Higher-risk, higher-reward: a coalition approach in which a number of drug firms, along with relevant diagnostics players, create a broader access program for advanced cancer patients that guarantees diagnostic funding if unavailable from a payer, as well as the interpretation services that might be required. Costs are shared, oncologist education supported, and more patients get the right drug at the right time.

Moreover, the outcomes data from the program provides additional evidence supporting the argument that routine comprehensive genomic profiling makes business and clinical sense.

There could even be a risk-sharing component with health plans: the consortium can agree to reimburse all or a portion of the testing if care hasn’t improved on any one of several easy-to-measure metrics.
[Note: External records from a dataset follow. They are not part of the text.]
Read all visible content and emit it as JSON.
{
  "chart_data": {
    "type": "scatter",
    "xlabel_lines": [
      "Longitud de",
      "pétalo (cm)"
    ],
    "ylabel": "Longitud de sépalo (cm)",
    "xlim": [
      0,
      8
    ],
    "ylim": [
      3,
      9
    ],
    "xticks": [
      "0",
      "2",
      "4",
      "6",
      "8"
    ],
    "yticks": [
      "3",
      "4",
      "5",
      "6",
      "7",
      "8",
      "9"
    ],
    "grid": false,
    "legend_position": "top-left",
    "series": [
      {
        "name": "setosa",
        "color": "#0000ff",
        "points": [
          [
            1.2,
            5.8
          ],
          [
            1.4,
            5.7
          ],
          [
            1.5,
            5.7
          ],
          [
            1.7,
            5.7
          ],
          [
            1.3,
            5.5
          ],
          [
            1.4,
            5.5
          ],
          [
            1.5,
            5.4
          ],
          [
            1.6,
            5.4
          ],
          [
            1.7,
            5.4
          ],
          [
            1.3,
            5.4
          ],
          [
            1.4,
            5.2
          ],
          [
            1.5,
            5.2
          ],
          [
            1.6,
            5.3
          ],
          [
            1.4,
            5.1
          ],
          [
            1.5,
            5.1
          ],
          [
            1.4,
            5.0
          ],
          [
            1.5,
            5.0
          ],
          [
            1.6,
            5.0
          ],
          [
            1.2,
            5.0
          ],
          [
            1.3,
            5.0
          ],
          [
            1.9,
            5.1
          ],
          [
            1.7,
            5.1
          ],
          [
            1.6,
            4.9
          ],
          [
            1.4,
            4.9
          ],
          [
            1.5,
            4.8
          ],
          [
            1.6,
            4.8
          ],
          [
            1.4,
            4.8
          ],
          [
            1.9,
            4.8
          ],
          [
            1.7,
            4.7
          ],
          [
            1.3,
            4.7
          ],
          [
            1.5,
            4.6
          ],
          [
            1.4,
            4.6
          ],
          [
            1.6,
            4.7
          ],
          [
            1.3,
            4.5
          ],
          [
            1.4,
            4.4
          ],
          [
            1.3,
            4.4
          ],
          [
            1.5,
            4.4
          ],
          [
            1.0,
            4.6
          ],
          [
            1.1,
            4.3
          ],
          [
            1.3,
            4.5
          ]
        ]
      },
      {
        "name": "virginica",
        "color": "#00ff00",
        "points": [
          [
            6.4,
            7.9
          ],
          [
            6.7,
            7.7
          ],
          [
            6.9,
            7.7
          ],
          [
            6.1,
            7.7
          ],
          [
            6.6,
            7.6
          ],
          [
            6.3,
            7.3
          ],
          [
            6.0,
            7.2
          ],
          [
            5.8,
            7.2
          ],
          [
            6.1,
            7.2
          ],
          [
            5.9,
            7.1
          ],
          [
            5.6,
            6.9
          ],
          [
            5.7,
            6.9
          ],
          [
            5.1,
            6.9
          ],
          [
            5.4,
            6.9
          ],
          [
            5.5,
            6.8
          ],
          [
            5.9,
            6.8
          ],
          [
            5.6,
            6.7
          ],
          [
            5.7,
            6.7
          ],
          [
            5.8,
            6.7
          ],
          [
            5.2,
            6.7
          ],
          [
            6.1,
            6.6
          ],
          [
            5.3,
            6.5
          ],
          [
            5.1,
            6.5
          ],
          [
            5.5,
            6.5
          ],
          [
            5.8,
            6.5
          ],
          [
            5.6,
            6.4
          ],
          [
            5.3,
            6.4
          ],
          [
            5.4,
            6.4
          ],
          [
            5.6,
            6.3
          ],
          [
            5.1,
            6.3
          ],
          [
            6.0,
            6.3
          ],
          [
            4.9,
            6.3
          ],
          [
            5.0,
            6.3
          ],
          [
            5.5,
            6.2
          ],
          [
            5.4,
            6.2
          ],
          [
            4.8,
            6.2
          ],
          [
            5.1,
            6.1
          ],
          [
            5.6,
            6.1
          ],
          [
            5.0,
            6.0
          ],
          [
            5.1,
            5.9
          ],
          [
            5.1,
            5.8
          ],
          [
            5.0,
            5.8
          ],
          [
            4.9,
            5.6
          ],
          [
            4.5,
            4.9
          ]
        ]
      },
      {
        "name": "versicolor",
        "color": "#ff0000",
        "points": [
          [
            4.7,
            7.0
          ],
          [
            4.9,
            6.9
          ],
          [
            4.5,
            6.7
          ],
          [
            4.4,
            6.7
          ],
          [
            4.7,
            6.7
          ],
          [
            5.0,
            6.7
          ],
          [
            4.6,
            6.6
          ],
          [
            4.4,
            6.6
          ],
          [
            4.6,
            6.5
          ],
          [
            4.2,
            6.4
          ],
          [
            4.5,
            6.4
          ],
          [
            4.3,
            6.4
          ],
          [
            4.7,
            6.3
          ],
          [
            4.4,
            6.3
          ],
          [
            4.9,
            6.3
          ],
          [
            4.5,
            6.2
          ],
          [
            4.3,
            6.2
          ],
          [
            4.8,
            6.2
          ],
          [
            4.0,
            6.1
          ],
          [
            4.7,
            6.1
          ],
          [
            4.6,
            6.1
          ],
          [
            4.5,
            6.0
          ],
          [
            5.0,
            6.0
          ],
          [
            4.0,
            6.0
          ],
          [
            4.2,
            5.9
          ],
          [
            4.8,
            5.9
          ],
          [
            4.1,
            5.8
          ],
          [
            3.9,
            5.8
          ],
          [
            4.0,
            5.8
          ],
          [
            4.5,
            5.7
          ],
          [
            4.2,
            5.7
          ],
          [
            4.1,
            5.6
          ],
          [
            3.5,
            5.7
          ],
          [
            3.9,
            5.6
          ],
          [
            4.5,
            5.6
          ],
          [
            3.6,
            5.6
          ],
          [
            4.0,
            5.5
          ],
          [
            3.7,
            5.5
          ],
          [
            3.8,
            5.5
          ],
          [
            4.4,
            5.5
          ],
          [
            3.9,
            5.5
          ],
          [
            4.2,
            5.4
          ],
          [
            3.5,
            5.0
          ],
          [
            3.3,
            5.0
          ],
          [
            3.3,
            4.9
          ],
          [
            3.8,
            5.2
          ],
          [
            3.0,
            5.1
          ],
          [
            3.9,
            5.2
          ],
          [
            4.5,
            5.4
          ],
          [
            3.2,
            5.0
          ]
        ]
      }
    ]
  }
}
We’ve already seen a few such models involving payers and diagnostic companies — for example, the arrangement Illumina Inc. (NASDAQ:ILMN) has with Point32Health on non-invasive prenatal testing (NIPT) and whole genome sequencing (WGS) in pediatrics. Illumina agreed to cover any increase in Point32’s non-invasive testing costs over what they were before they covered NIPT for average-risk pregnancies. The results: with a negligible increase in overall spend, Point32 saw dramatically expanded access, while the diagnostics industry could benefit from expanded access to a guideline-recommended screening approach. Together they created, and published, the results from a real-world dataset that was instantly translatable to other health plans. NIPT for average risk pregnancies is now almost always covered by U.S. payers.

With the risk-sharing structure for CGP testing, there could be direct cost-savings for payers. Identifying patients that are eligible for targeted therapy may reduce the financial burden of less effective and more expensive therapeutic options routinely offered in first-line advanced cancers. And if a test indicates utility of a drug for an indication that has yet to be approved, the patient could be put into a clinical trial — with the drug company carrying the therapeutic cost, not the payer.

But what we know now is that drug companies keep coming up with valuable targeted therapies that don’t get used when they should. The way to fix the situation may not be the way well-trodden, but the current path is simply an exercise in futility. Risk-sharing can work, we’ve seen it. And if it’s naïve to believe it will solve the entire problem, it is nonetheless the fastest road companies can take on their own towards the goal of ensuring that all patients, not just the lucky few, can benefit from our industry’s enormous innovations in personalized medicine.

Brock Schroeder is VP, market access at Illumina Inc., and Roger Longman is founder and chairman of Real Endpoints, a boutique market access consultancy.

Signed commentaries do not necessarily reflect the views of BioCentury.